Cimitero delle fontanelle.
(Uno dei luoghi visitati dalla Bergman in Viaggio in Italia.)

http://it.wikipedia.org/wiki/Cimitero_delle_Fontanelle

Viaggio in Italia


Viaggio in Italia (1953-4)
di: Roberto Rossellini

Frutto di una nuova fase di sperimentazione del mezzo cinematografico, in seguito allo scarso successo ottenuto con gli ultimi film realizzati, Viaggio in Italia chiude la stagione del Neorealismo rosselliniano per inaugurare una nuova era del cinema italiano i cui frutti saranno raccolti e rimodulati specialmente in Francia dal gruppo dei "Cahiers du cinéma" che ebbe come particolare punto di riferimento, manifesto programmatico ante litteram proprio questo film.
Una coppia di coniugi inglesi, Katherine e Alex Joyce (Ingrid Bergman e George Sanders) in viaggio in Italia per la liquidazione di una ricca proprietà ereditata da uno zio, percorrono un itinerario simbolico sulla condizione storica dell'individuo europeo in rapporto al tempo, il proprio tempo storico; un riflessione sul tempo attuata però mediante l'espediente del viaggio attraverso i luoghi vesuviani, i vicoli, con occhi "stranieri" ed "estranei", ambienti metaforici della reciproca indifferenza e distanza che sembra sorprenderli durante il viaggio e portarli inevitabilmente verso la separazione.
Katherine indaga con ritmo fallimentare ascendente Napoli i suoi luoghi d'arte, il Museo Archeologico Nazionale, Cuma, Pozzuoli, il Cimitero delle Fontanelle. Alex scava nella propria arroganza e superficialità ricercando divertimenti e compagnie femminili che puntualmente gli si sottraggono. L'ambiente ha un ruolo da protagonista assoluto, è la proiezione degli stati d'animo umani, ma è soprattuto la sottolineatura dell'ignoto e della separazione: tra uomo e ambiente, tra civiltà e culture, tra uomo e donna, tra passato e presente.

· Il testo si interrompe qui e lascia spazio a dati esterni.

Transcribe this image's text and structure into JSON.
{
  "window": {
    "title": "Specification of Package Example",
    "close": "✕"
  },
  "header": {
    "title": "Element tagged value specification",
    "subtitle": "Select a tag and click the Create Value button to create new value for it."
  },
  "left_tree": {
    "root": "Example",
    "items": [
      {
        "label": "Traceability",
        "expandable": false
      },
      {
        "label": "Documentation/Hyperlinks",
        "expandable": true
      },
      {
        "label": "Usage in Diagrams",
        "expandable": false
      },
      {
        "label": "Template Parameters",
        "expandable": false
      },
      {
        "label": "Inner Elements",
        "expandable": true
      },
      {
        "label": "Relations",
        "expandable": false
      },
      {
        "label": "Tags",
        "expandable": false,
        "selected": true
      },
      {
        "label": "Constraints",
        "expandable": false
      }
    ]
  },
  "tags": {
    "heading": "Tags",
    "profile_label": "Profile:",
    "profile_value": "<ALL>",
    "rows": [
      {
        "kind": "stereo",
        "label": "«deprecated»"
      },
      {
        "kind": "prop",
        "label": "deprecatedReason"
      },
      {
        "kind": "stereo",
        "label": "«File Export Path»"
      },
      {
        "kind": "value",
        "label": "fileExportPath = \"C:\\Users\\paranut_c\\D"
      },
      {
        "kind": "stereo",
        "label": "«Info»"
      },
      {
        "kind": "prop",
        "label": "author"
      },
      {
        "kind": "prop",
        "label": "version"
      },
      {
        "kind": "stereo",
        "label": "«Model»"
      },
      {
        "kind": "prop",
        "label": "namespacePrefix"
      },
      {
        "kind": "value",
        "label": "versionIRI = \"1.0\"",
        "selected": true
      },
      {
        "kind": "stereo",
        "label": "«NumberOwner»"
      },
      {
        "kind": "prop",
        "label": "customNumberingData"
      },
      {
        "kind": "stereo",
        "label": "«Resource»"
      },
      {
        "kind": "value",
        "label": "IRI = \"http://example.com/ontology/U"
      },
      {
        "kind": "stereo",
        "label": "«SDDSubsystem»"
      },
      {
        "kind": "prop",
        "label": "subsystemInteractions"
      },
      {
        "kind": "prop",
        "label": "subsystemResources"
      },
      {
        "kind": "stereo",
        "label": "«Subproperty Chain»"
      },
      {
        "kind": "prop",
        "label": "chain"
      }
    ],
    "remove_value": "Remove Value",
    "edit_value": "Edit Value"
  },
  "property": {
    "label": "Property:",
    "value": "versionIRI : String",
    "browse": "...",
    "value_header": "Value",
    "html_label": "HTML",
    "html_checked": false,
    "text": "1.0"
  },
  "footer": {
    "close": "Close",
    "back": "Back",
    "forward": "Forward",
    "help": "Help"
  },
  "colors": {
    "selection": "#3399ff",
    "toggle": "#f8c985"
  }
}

L'epilogo del film sembra aprire uno spiraglio di ottimismo che riabilita l'ultimissima fase macabra della dissepoltura dei corpi di gesso negli scavi di Pompei: usciti dagli scavi Katherine e Alex si trovano coinvolti nella processione per la madonna, la folla di fedeli li travolge e li separa fisicamente rendendo palese un distacco che non desiderano.
Terzo ed ultimo film della cosiddetta "trilogia della solitudine", dopo
Stromboli Terra di Dio (1949-50) ed Europa 51 (1952), fase culminante del connubio artistico e personale tra la Bergman e Rossellini, che proprio a causa dello scarsissimo successo di critica e pubblico delle tre pellicole inizierà da qui in poi ad incrinarsi. Nella trilogia della solitudine troviamo lo strascico del mondo rappresentanto nella trilogia del neorealismo: "in un mondo apparentemente pacificato" (Lizzani), lo sgomento latente emerge sul volto della Bergman, delle crisi esistenziali e spazio-temporali che sono prima di tutto crisi di coscienza, una coscienza da ricostruire sia sul piano culturale che ideologico.
Il cinema inizia la fase di sperimentazione che troverà il suo culmine negli anni sessanta e nel filone esistenzialista; ne
La notte di Antonioni, l'estraneità di Jeann Moreau è un'attualizzazione e radicalizzazione dell'estraneità di Ingrid Bergman: non è più necessario uno spostamento spaziale enorme per interrogarsi sulla propria esistenza e scoprirne le contraddizioni, indolenza e solitudine sono l'hic et nunc dell'esistenza stessa.